Rendimento médio das famílias
desce em Portugal
e sobe na União Europeia
Como consequência da política de rendimentos imposta aos portugueses pela troika e pelo Governo PSD/CDS, o rendimento mediano equivalente dos membros das famílias portuguesas diminui entre 2010 e 2013, enquanto em quase todos os países da UE aumentou, como mostram os dados do Eurostat constantes do Quadro 3. As únicas excepções foram os casos da Grécia e da Itália.

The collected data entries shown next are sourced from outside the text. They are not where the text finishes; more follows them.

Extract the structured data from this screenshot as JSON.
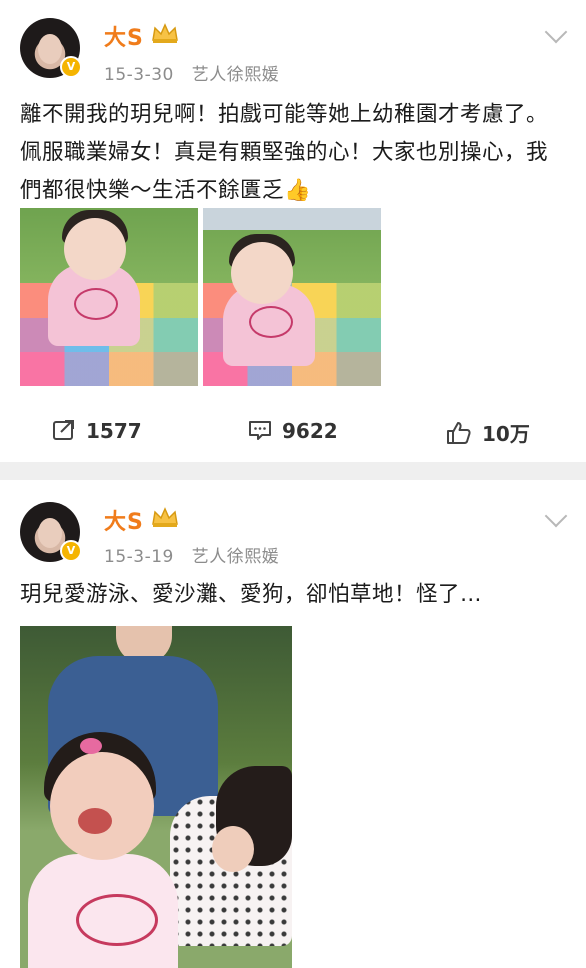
{
  "colors": {
    "name": "#f07c1b",
    "meta": "#8c8c8c",
    "vip": "#f5b400"
  },
  "posts": [
    {
      "author": "大S",
      "date": "15-3-30",
      "source": "艺人徐熙媛",
      "text": "離不開我的玥兒啊！拍戲可能等她上幼稚園才考慮了。佩服職業婦女！真是有顆堅強的心！大家也別操心，我們都很快樂～生活不餘匱乏👍",
      "reposts": "1577",
      "comments": "9622",
      "likes": "10万",
      "icons": [
        "avatar",
        "crown-badge-icon",
        "verified-icon",
        "chevron-down-icon",
        "repost-icon",
        "comment-icon",
        "like-icon"
      ]
    },
    {
      "author": "大S",
      "date": "15-3-19",
      "source": "艺人徐熙媛",
      "text": "玥兒愛游泳、愛沙灘、愛狗，卻怕草地！怪了…"
    }
  ]
}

Em 2010, o rendimento mediano equivalente em Portugal era apenas de 723 euros/mês por membro de família (tenha-se presente que apenas o 1.º adulto vale um sendo atribuído o valor do Quadro, o 2.º só vale 0,7, portanto 70 por cento do valor; e as crianças só contam 0,5, portanto a cada uma cabe 50 por cento daquele valor); repetindo, em 2010, o valor era apenas de 723 euros/mês, o que representava apenas 59,3 por cento da média da UE. Apesar disso, entre 2010 e 2013 o seu valor diminuiu em Portugal 5,9 por cento, pois baixou para apenas 681 euros/mês, enquanto a média na UE aumentou cinco por cento, o que determinou que, em 2013, o valor em Portugal correspondesse apenas a 53,1 por cento da média da UE. Também na área da coesão social Portugal, em vez de convergir para a UE, está a divergir com consequências dramáticas.